Kırkıma Merdiven Dayamışken
Kırkıma merdiven dayamışken tüm samimiyetimle söylüyorum,kimseye güvenmemeyi,kimseyi haddinden fazla sevmemeyi anca öğrenebildim geç oldu ama güç oldu;kalbimiz kırıla kırıla,yüreğimiz kan ağlaya ağlaya.Kimseden beklentim yok artık,kimseyi düşünecek vaktim de yok kendimden başka.Başkaları için yaşamamayı,"el alem ne der," takıntısından uzak durmayı,gereksiz yere kızıp üzülmemeyi,değmeyeceklere devamlı değer yüklemeyi bıraktım; hatalarımla ve günahlarımla cesaretimi toplayıp yoluma devam etmek benim ilkem oldu.Kimseye kendimi beğendirmek ve sevdirmek gibi bir derdim yok,su akar yolunu bulurmuş.Başkaları mutlu olsun diye kendimi harap etmiyorum.Ani kararlar vermekten sakınıyorum çünkü biliyorum ki alelacele verdiğim kararlar pişmanlık olarak bana geri dönüyor.

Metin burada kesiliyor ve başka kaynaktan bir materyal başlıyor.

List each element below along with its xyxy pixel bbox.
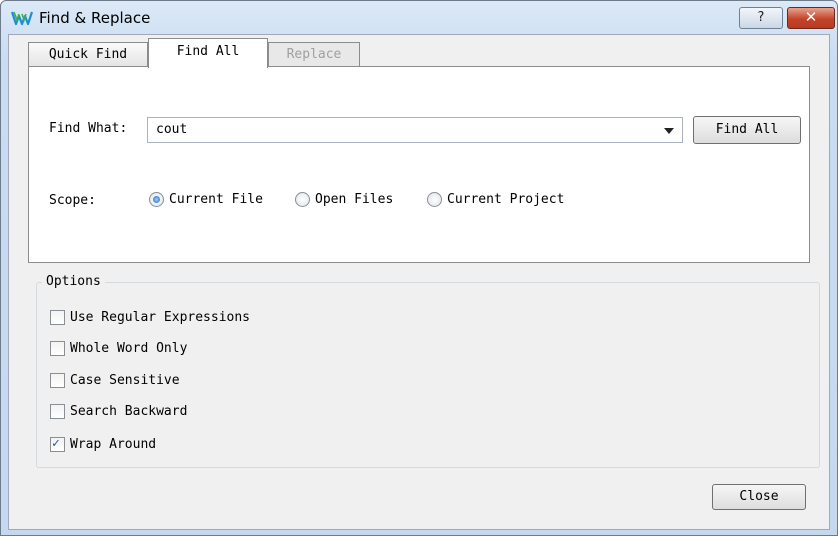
radio-label: Current Project bbox=[447, 192, 565, 207]
radio-label: Open Files bbox=[315, 192, 394, 207]
checkbox-label: Search Backward bbox=[70, 404, 188, 419]
radio-unselected-icon[interactable] bbox=[427, 192, 442, 207]
checkbox-icon[interactable] bbox=[50, 404, 65, 419]
window-title: Find & Replace bbox=[39, 9, 151, 27]
tab-find-all[interactable]: Find All bbox=[148, 38, 268, 68]
checkbox-icon[interactable] bbox=[50, 310, 65, 325]
checkbox-icon[interactable] bbox=[50, 373, 65, 388]
find-all-button[interactable]: Find All bbox=[693, 116, 801, 144]
find-what-combobox[interactable]: cout bbox=[147, 117, 683, 143]
radio-selected-icon[interactable] bbox=[149, 192, 164, 207]
dropdown-arrow-icon[interactable] bbox=[664, 128, 674, 134]
close-button[interactable]: Close bbox=[712, 484, 806, 510]
options-group-title: Options bbox=[42, 274, 105, 289]
checkbox-icon[interactable] bbox=[50, 341, 65, 356]
help-button[interactable]: ? bbox=[739, 7, 783, 29]
checkbox-label: Wrap Around bbox=[70, 437, 157, 452]
checkbox-label: Use Regular Expressions bbox=[70, 310, 251, 325]
window-close-button[interactable]: ✕ bbox=[787, 7, 835, 29]
radio-unselected-icon[interactable] bbox=[295, 192, 310, 207]
radio-label: Current File bbox=[169, 192, 263, 207]
find-what-value[interactable]: cout bbox=[156, 122, 187, 137]
find-what-label: Find What: bbox=[49, 121, 128, 136]
tab-quick-find[interactable]: Quick Find bbox=[28, 42, 148, 67]
checkbox-label: Whole Word Only bbox=[70, 341, 188, 356]
scope-label: Scope: bbox=[49, 193, 96, 208]
tab-replace[interactable]: Replace bbox=[268, 42, 360, 67]
find-all-tab-panel: Find What: cout Find All Scope: Current … bbox=[28, 66, 810, 263]
checkbox-checked-icon[interactable] bbox=[50, 435, 65, 453]
checkbox-label: Case Sensitive bbox=[70, 373, 180, 388]
app-logo-icon bbox=[11, 11, 33, 26]
title-bar[interactable]: Find & Replace ? ✕ bbox=[1, 1, 837, 35]
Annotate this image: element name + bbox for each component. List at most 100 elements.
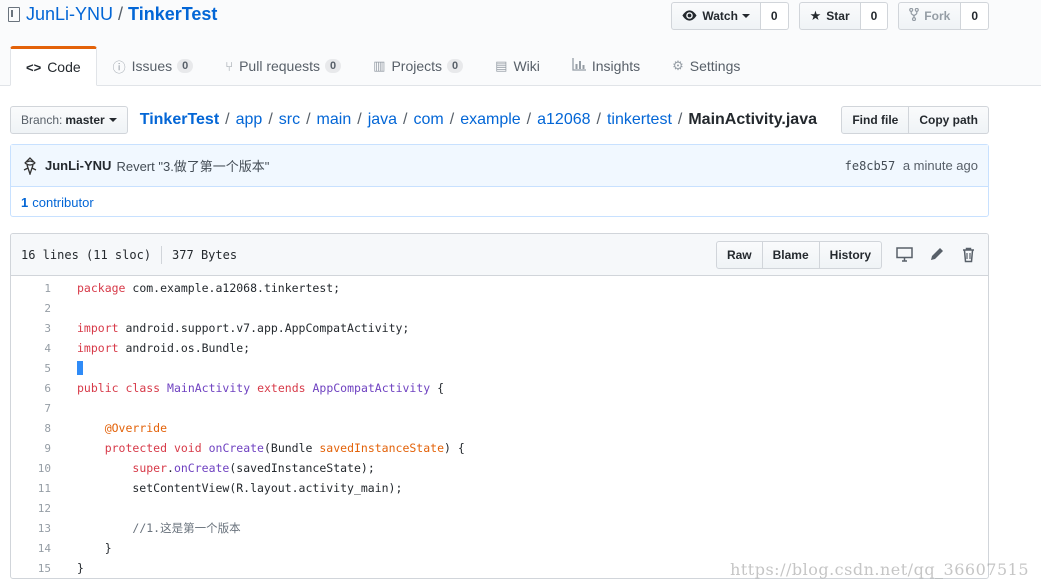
blame-button[interactable]: Blame	[762, 240, 820, 269]
breadcrumb-dir[interactable]: src	[279, 111, 300, 129]
code-token: //1.这是第一个版本	[132, 521, 241, 535]
breadcrumb-separator: /	[449, 111, 455, 128]
tab-issues[interactable]: ⓘ Issues 0	[97, 46, 210, 86]
code-line: 10 super.onCreate(savedInstanceState);	[11, 458, 988, 478]
code-token: .	[167, 461, 174, 475]
breadcrumb-dir[interactable]: a12068	[537, 111, 590, 129]
fork-count[interactable]: 0	[961, 2, 989, 30]
breadcrumb-dir[interactable]: com	[414, 111, 444, 129]
tab-code[interactable]: <> Code	[10, 46, 97, 86]
title-separator: /	[118, 4, 124, 24]
contributors-link[interactable]: 1 contributor	[11, 187, 988, 217]
issue-icon: ⓘ	[112, 59, 126, 75]
line-number[interactable]: 11	[11, 482, 61, 495]
project-icon: ▥	[373, 58, 386, 73]
breadcrumb-dir[interactable]: app	[236, 111, 263, 129]
tab-projects[interactable]: ▥ Projects 0	[357, 46, 479, 86]
line-number[interactable]: 13	[11, 522, 61, 535]
fork-group: Fork 0	[898, 2, 989, 30]
trash-icon[interactable]	[958, 245, 978, 265]
code-token: ) {	[444, 441, 465, 455]
desktop-icon[interactable]	[894, 245, 914, 265]
code-token: package	[77, 281, 126, 295]
breadcrumb-separator: /	[596, 111, 601, 128]
line-number[interactable]: 12	[11, 502, 61, 515]
code-content: import android.os.Bundle;	[61, 341, 250, 355]
code-token: import	[77, 341, 119, 355]
tab-settings[interactable]: ⚙ Settings	[656, 46, 756, 86]
line-number[interactable]: 5	[11, 362, 61, 375]
breadcrumb-dir[interactable]: tinkertest	[607, 111, 672, 129]
commit-message[interactable]: Revert "3.做了第一个版本"	[116, 156, 269, 175]
tab-wiki[interactable]: ▤ Wiki	[479, 46, 556, 86]
avatar[interactable]	[21, 156, 39, 175]
code-line: 1 package com.example.a12068.tinkertest;	[11, 278, 988, 298]
line-number[interactable]: 3	[11, 322, 61, 335]
line-number[interactable]: 8	[11, 422, 61, 435]
line-number[interactable]: 1	[11, 282, 61, 295]
tab-projects-label: Projects	[391, 58, 443, 74]
pencil-icon[interactable]	[926, 245, 946, 265]
fork-button[interactable]: Fork	[898, 2, 962, 30]
branch-select-button[interactable]: Branch: master	[10, 106, 128, 134]
tab-insights[interactable]: Insights	[556, 46, 656, 86]
breadcrumb-separator: /	[268, 111, 273, 128]
code-token: onCreate	[208, 441, 264, 455]
file-lines-info: 16 lines (11 sloc)	[21, 247, 152, 262]
watch-count[interactable]: 0	[760, 2, 789, 30]
file-navigation: Branch: master TinkerTest / app / src / main /…	[10, 106, 989, 134]
watch-group: Watch 0	[671, 2, 789, 30]
code-token: class	[125, 381, 161, 395]
breadcrumb-dir[interactable]: java	[368, 111, 397, 129]
line-number[interactable]: 15	[11, 562, 61, 575]
line-number[interactable]: 7	[11, 402, 61, 415]
breadcrumb-dir[interactable]: main	[317, 111, 352, 129]
tab-insights-label: Insights	[591, 58, 641, 74]
code-blob: 1 package com.example.a12068.tinkertest; 2…	[11, 276, 988, 578]
line-number[interactable]: 14	[11, 542, 61, 555]
code-token: (savedInstanceState);	[229, 461, 375, 475]
commit-author[interactable]: JunLi-YNU	[45, 158, 111, 173]
breadcrumb-dir[interactable]: example	[460, 111, 520, 129]
book-icon: ▤	[495, 58, 508, 73]
tab-pull-requests-label: Pull requests	[239, 58, 321, 74]
line-number[interactable]: 4	[11, 342, 61, 355]
code-token: AppCompatActivity	[312, 381, 431, 395]
code-content: }	[61, 541, 112, 555]
history-button[interactable]: History	[819, 240, 882, 269]
code-token: setContentView(R.layout.activity_main);	[77, 481, 403, 495]
code-token: protected	[104, 441, 168, 455]
line-number[interactable]: 6	[11, 382, 61, 395]
code-token: super	[132, 461, 168, 475]
tab-pull-requests[interactable]: ⑂ Pull requests 0	[209, 46, 357, 86]
repo-name-link[interactable]: TinkerTest	[128, 4, 217, 25]
repo-owner-link[interactable]: JunLi-YNU	[26, 4, 113, 25]
commit-sha[interactable]: fe8cb57	[845, 159, 896, 173]
header-divider	[161, 245, 163, 264]
breadcrumb-separator: /	[357, 111, 362, 128]
line-number[interactable]: 2	[11, 302, 61, 315]
line-number[interactable]: 10	[11, 462, 61, 475]
line-number[interactable]: 9	[11, 442, 61, 455]
find-file-button[interactable]: Find file	[841, 106, 910, 134]
watch-button[interactable]: Watch	[671, 2, 761, 30]
star-button[interactable]: ★ Star	[798, 2, 861, 30]
copy-path-button[interactable]: Copy path	[909, 106, 989, 134]
code-token: (Bundle	[263, 441, 320, 455]
commit-meta: fe8cb57 a minute ago	[845, 158, 978, 173]
raw-button[interactable]: Raw	[715, 240, 763, 269]
watermark: https://blog.csdn.net/qq_36607515	[730, 560, 1029, 579]
code-token: import	[77, 321, 119, 335]
star-count[interactable]: 0	[860, 2, 889, 30]
code-line: 7	[11, 398, 988, 418]
repo-actions: Watch 0 ★ Star 0 Fork 0	[671, 2, 989, 30]
code-line: 11 setContentView(R.layout.activity_main…	[11, 478, 988, 498]
file-size: 377 Bytes	[172, 247, 238, 262]
breadcrumb-root[interactable]: TinkerTest	[140, 111, 219, 129]
code-line: 6 public class MainActivity extends AppCo…	[11, 378, 988, 398]
issues-counter: 0	[177, 59, 194, 73]
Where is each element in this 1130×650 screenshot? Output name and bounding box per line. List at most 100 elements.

Saçlarımın dökülmesi,yavaş yavaş gücümün azalması,alnımdaki derin kırışıklıklar sanki bana dönülmez yollara gideceğimin işareti gibi,ne diyordu şarkıda:
"Nasıl geçti habersiz o güzelim yıllarım
Bâzan gözyaşı oldu, bâzan içli bir şarkı
Her ânını eksiksiz, dün gibi hatırlarım
Dudaklarımda tuzu, içimde durur aşkı."
Kimseyle yarışmıyorum,kimseye yaranmıyorum,kimseyle çatışmıyorum,kimseyi kınamıyorum,kimseyi dışlamıyorum,olanı olduğu gibi değerlendiriyorum zaten paraya ve lükse alışkın değilim.